KUALA LUMPUR: More than half of Malaysians surveyed are okay with inflating income for loan applications according to a FICO survey.
This is significantly more than the global average of 39 per cent.
The survey, which was conducted in November last year revealed alarming attitudes toward first-party financial fraud both globally and in the Malaysian market.
The research polled 1,001 Malaysian adults, along with about 12,000 other consumers in Canada, United States, Brazil, Colombia, Mexico, The Philippines, Indonesia, India, Singapore, Thailand, United Kingdom and Spain.
On the local front, three in five Malaysians think it is normal or acceptable in some cases to misrepresent their income on applications for a bank account (66 per cent), automotive financing (64 per cent), or mortgage (59 per cent). Similarly, many Malaysians are comfortable with exaggerating income on personal loan applications, further complicating financial integrity.
"Malaysian banks are facing the threat of 'liar loans' with over half of Malaysian consumers viewing income falsification as either acceptable or justified. "It is crucial for Malaysian consumers to understand that misrepresenting income, even unintentionally, can lead to serious consequences," said FICO's APAC segment leader for risk lifecycle and decision management Aashish Sharma. About a third (36 per cent) of Malaysian consumers believe it is not acceptable to exaggerate income on a personal loan application, while another third (37 per cent) find it acceptable under specific conditions.
About one in six views exaggerating income on personal loan, mortgage and auto loan applications as common and acceptable behaviour.
More than two in five (41 per cent) Malaysian consumers believed it is acceptable under certain circumstances to lie on mortgage applications, and close to one in five (18 per cent) viewed it asnormal.
With residential mortgages accounting for 64 per cent of consumer loans in Malaysia, the findings highlight significant risk assessment challenges and potential bad loan rates that financial institutions face.
Income exaggeration such as inflating self-employment earnings or overstating bonuses, as well as omitting debts or misrepresenting personal circumstances would enable applicants to manipulate the loan process, making it difficult for lenders to detect these discrepancies without thorough and proactive verification measures, said FICO.

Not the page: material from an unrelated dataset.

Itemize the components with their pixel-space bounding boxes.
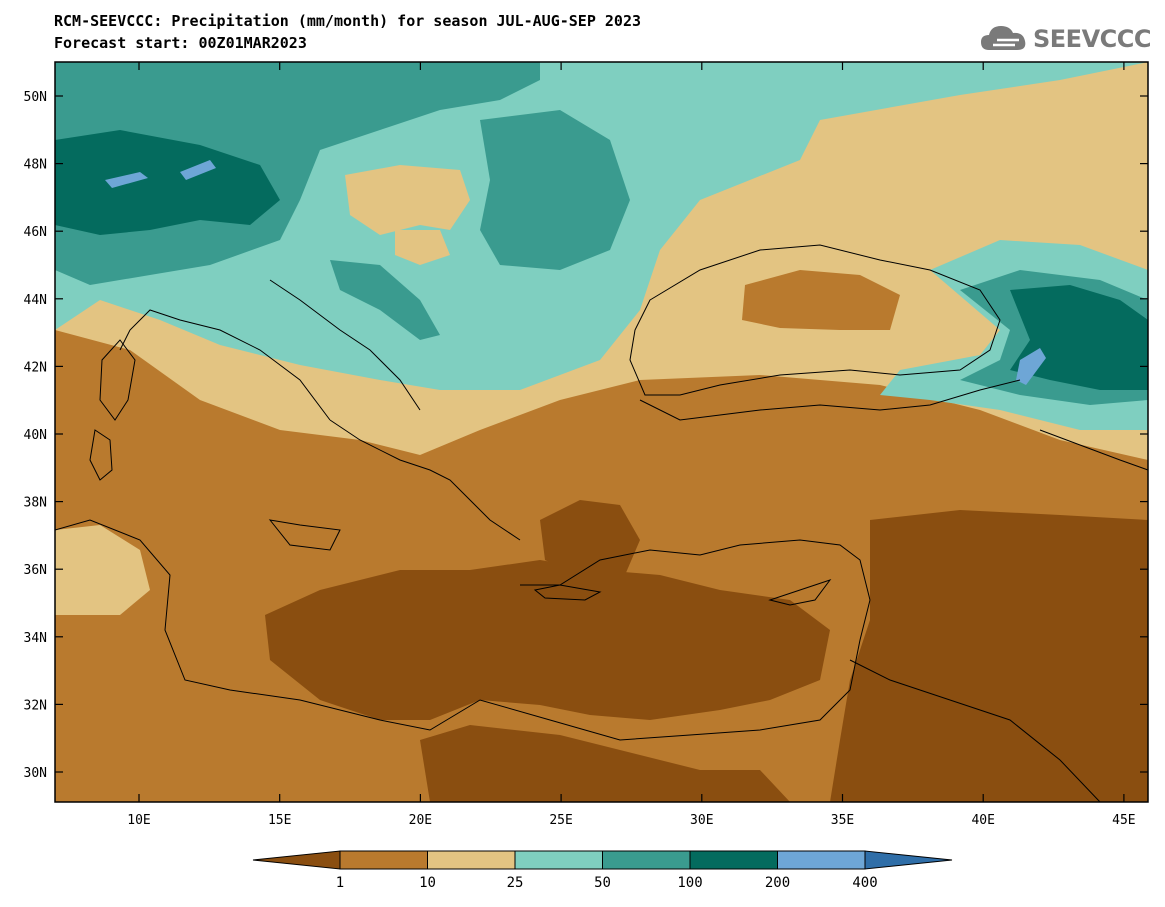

"Financial institutions can overcome the unique challenges presented by application fraud by leveraging cutting-edge data analytics for risk assessments. This will provide holistic views of each customer, enabling early detection of anomalies and signs of sleeper fraud," said Sharma.
Falsifying insurance claims is viewed as the most taboo form of fraud, according to FICO's research, with around two-thirds of consumers globally believing it is never acceptable to exaggerate the value of stolen property or add false items to a claim.
This sentiment is echoed by close to half of Malaysian respondents (49 per cent).
Half of consumers globally, including more than a quarter of Malaysians (29 per cent), felt that it is unacceptable to exaggerate income on a mobile phone contract or an application for automotive financing.
"The FICO survey reveals that cost-of-living pressures on consumers are potentially shaping views about application fraud. This is a strong signal to financial institutions to implement effective fraud prevention strategies to safeguard their business and customers," said Sharma.